Monday, June 26, 2006

Moss Rose Meanderings

By Christina VanGinkel

Moss roses are usually a very prominent part of one structure in our garden. Being an annual, when we first planted some years ago, being new to gardening, we assumed that we would have to replant them each year. We went so far as to discarding them come fall, when they were looking like they had well outlived their days. Then a friend who gardens told us that if we left the plants in the ground, and let them become very dry (in our part of the country, dry equals frozen!), we could then just trim off some of the growth, leaving much of it to become a sort of mulch back into the garden bed. She swore that come the following summer, this annual would grow back on its own, much like a perennial. Surprisingly, this worked, and for several years in a row, we would be treated to moss roses from one planting.

Last year, my husband treated this garden with a weed spray that was used just between the larger flowering plants. We rarely use any products such as it, but chose to do so, on this particular raised garden, because it was difficult for either of us to weed it continually, without having to actually step into the bottom layers. We noticed immediately that it seemed to be killing off the moss roses right along with the weeds, even though he never came close to the root structure with any of it.

Now, a year later, when our moss roses should be coming up as they have for years, we noticed that not a single moss rose was growing. We have since discarded the empty bottle of the weed product we used, and cannot remember the name. What we have come to believe though, is that the weed product attacked the root structure of the potential weeds, and in doing so, leached across the garden killing off all the roots save for the very large plants, which all seem to be doing fine.

Not content to have this garden without moss roses, we headed out yesterday to shop for replacement plants. Our first stop netted us not a single moss rose. The young girls working clearly did not know what we were looking for, so we ended up walking through several greenhouses in search of some, but came up empty handed. We then stopped at another smaller greenhouse, and while the person working knew what we wanted, she did not have any. Wal-Mart was actually our next stop. We figured they would have at least some flats of smaller ones. They also did not, and an older woman that I know was working and she replied that they had had several people in asking for moss roses, but for some reason, they had yet to get any in, and she did not think they were.

At this point, we had all but given up hope of finding any, when I suggested we stop at Home Depot. This proposal was more out of a last ditch effort type of commiseration for my husband than anything. We had been to Home Depot over the last few weeks for several other unrelated shopping trips, and I recalled that they had a large greenhouse in the parking lot, set up next to their regular garden center.
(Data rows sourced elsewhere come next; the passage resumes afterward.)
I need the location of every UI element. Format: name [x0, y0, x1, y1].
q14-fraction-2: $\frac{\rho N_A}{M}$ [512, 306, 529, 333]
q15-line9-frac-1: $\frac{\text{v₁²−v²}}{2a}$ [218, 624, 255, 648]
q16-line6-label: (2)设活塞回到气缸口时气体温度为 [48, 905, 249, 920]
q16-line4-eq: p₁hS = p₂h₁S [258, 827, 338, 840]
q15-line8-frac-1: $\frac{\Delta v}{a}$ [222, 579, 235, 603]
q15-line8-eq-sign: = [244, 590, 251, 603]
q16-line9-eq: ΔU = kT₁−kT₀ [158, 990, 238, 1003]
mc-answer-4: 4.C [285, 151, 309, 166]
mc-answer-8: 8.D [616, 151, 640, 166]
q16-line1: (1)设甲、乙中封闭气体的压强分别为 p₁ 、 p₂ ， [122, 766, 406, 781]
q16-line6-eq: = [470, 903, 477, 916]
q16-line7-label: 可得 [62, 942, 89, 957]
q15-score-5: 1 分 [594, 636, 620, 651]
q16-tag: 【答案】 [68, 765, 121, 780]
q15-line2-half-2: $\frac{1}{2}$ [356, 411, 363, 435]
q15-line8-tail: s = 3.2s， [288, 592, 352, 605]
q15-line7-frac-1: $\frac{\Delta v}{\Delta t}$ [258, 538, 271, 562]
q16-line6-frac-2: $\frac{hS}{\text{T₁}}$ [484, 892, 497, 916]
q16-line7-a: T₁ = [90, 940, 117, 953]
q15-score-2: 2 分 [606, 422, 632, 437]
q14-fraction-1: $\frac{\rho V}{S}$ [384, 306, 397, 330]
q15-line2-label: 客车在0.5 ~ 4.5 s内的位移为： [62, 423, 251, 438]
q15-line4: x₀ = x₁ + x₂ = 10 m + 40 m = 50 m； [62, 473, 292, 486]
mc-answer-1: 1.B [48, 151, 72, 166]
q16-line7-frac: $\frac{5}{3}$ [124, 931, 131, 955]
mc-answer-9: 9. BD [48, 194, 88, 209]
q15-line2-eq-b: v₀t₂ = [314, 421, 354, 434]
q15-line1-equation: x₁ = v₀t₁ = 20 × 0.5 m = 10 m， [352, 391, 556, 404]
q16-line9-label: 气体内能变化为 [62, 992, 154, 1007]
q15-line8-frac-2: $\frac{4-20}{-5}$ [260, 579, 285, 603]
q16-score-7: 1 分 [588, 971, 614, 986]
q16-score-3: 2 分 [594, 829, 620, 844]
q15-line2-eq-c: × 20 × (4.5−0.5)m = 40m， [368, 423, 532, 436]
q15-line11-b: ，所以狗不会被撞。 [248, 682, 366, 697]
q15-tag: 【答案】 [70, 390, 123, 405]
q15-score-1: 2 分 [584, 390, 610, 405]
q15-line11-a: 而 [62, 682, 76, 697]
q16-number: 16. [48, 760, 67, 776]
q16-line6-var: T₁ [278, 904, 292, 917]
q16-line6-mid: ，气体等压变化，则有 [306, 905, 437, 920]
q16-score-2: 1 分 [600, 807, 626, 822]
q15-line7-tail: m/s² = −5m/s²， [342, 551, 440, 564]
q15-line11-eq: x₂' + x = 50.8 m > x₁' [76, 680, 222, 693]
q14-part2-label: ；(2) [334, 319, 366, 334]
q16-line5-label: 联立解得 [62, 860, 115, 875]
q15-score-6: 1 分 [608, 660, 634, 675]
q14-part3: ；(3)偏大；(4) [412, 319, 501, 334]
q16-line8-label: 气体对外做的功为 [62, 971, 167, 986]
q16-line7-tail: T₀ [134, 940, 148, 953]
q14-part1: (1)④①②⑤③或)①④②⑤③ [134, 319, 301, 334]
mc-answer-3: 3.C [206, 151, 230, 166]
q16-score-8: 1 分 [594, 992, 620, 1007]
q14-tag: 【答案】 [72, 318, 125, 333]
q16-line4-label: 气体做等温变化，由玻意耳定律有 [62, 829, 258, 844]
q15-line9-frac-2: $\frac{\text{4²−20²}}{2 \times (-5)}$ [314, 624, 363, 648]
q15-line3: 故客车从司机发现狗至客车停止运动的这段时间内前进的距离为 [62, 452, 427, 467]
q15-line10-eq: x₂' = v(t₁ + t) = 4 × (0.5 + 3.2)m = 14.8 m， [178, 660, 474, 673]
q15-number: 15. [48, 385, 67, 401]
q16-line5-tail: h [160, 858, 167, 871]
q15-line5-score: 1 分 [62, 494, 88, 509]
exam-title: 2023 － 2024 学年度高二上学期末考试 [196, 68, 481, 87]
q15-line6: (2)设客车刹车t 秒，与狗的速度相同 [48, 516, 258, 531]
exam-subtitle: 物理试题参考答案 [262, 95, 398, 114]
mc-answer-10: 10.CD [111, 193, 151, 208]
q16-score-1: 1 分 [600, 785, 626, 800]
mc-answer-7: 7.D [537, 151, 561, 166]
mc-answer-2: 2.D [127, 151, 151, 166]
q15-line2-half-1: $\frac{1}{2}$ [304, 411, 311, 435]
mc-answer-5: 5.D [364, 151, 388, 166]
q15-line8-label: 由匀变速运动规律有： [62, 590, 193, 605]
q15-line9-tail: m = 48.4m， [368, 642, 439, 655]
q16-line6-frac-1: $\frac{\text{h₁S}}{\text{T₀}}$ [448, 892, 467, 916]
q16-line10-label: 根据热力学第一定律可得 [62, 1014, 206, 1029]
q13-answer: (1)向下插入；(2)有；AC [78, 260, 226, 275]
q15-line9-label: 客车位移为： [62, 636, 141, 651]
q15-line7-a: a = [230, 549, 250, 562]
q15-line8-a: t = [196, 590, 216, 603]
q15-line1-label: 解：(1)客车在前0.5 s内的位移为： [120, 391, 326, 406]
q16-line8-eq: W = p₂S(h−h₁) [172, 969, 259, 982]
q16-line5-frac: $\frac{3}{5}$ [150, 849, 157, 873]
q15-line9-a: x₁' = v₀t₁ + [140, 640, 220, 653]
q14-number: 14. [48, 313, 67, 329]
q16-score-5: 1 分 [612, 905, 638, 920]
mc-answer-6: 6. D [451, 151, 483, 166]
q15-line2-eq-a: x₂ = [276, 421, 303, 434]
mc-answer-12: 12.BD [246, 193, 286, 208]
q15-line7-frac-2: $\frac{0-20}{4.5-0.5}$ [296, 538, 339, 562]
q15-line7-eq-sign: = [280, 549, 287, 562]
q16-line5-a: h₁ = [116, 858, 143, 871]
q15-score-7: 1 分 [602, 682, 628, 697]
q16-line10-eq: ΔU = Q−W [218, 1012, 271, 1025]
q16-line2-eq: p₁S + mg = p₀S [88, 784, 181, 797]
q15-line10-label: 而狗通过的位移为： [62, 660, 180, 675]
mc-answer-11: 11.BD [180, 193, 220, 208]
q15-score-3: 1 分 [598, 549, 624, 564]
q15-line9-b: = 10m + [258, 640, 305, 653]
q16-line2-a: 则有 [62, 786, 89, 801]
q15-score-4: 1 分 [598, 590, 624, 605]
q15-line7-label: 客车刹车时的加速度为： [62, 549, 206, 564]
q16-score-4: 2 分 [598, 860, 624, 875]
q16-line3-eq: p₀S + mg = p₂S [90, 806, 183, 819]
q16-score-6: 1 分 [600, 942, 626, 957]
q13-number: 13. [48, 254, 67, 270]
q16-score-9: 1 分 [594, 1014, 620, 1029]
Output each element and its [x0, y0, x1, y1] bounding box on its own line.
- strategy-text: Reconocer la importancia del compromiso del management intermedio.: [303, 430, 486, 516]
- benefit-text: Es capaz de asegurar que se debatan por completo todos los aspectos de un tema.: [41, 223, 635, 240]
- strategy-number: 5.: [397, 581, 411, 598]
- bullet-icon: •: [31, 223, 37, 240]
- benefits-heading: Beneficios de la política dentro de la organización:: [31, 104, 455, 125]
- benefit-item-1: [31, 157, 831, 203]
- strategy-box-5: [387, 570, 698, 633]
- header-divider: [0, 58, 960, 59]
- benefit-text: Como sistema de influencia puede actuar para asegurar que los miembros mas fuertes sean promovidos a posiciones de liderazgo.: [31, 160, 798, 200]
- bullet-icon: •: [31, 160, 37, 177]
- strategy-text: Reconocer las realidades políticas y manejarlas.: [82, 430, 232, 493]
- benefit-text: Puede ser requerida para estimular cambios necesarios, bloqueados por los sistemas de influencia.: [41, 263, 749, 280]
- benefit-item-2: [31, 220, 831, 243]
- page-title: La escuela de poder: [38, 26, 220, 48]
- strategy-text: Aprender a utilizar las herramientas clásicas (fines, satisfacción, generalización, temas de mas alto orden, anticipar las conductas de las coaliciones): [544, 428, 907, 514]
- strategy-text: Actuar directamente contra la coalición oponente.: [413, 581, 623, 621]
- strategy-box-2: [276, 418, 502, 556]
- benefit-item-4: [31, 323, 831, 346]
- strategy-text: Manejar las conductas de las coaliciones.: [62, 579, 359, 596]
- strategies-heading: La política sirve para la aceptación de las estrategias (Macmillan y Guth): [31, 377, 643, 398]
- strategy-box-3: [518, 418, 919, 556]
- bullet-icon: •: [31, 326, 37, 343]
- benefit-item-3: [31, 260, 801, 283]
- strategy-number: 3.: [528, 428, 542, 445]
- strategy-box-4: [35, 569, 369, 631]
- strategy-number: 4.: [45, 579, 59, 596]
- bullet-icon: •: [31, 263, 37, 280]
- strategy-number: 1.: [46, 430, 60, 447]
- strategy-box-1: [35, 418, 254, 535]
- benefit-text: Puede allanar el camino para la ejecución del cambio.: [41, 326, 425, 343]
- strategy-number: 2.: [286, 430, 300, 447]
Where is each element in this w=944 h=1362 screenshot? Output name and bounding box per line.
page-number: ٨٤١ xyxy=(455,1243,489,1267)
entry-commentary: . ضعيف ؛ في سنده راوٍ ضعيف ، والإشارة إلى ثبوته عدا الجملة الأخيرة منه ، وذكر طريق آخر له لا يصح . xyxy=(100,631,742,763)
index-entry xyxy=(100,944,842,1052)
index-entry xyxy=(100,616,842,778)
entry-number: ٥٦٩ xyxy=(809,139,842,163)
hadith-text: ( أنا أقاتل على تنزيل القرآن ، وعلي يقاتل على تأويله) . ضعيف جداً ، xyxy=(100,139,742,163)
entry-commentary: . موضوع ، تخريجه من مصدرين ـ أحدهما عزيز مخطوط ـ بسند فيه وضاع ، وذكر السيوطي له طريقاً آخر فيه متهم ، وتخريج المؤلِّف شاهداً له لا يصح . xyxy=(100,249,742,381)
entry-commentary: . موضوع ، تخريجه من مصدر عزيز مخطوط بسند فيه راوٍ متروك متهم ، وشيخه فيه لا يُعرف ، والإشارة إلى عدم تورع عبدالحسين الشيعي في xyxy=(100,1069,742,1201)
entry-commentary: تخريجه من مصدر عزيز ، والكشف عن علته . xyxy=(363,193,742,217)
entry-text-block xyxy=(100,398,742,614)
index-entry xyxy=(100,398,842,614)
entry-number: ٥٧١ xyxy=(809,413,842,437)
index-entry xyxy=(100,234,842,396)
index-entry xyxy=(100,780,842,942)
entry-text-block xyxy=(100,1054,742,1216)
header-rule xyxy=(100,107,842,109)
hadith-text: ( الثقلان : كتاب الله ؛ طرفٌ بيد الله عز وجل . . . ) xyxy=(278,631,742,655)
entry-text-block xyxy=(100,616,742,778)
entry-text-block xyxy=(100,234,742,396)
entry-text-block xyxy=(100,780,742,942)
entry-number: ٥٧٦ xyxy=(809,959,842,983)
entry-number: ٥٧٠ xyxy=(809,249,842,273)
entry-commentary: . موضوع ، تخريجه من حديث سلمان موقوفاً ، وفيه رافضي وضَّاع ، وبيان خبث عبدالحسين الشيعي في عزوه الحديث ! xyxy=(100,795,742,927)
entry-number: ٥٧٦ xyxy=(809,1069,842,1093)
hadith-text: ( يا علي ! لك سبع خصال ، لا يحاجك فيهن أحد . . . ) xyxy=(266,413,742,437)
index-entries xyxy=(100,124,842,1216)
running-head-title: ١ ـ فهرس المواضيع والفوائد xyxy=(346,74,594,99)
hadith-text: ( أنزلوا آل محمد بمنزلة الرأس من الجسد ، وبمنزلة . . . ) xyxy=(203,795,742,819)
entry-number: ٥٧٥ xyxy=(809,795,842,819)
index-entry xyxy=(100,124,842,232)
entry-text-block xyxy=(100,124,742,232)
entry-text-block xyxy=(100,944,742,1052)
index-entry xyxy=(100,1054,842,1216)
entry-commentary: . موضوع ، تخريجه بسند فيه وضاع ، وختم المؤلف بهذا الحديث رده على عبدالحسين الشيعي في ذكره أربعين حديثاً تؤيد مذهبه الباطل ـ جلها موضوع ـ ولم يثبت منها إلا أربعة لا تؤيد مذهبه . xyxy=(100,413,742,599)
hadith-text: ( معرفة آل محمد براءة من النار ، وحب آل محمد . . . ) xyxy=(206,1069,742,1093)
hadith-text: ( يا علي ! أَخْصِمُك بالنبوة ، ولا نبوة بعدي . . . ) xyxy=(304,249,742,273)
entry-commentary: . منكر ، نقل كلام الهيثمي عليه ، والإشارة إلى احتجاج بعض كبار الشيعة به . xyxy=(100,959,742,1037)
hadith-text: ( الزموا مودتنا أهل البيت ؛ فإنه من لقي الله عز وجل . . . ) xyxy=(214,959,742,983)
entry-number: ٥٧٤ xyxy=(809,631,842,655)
We did find some at Home Depot, but not a large selection, nor a healthy one. We came away with two eight-inch pots that I separated several large moss rose plants out of, and one small eight piece flat of tiny, but healthy moss roses. The remaining plants looked like they had been frostbit, and were dry to the pint that even a moss rose could not thrive, and they like sun and dry conditions.

We went home, where my husband removed much of the soil in the garden where he had used the weed killer, avoiding the areas around the larger plants that were growing. We planted the moss roses we found, and I hope that in a few weeks I will be able to report to you that they are thriving, growing, and spreading out, as they should.

If we have learned anything from all of this, it is that if you are not use to using weed killing products, as we are not, then I would suggest that you be very cautious when doing so, reading all of the attached labels. If not, you might end up killing more than just weeds, just the same as we apparently did.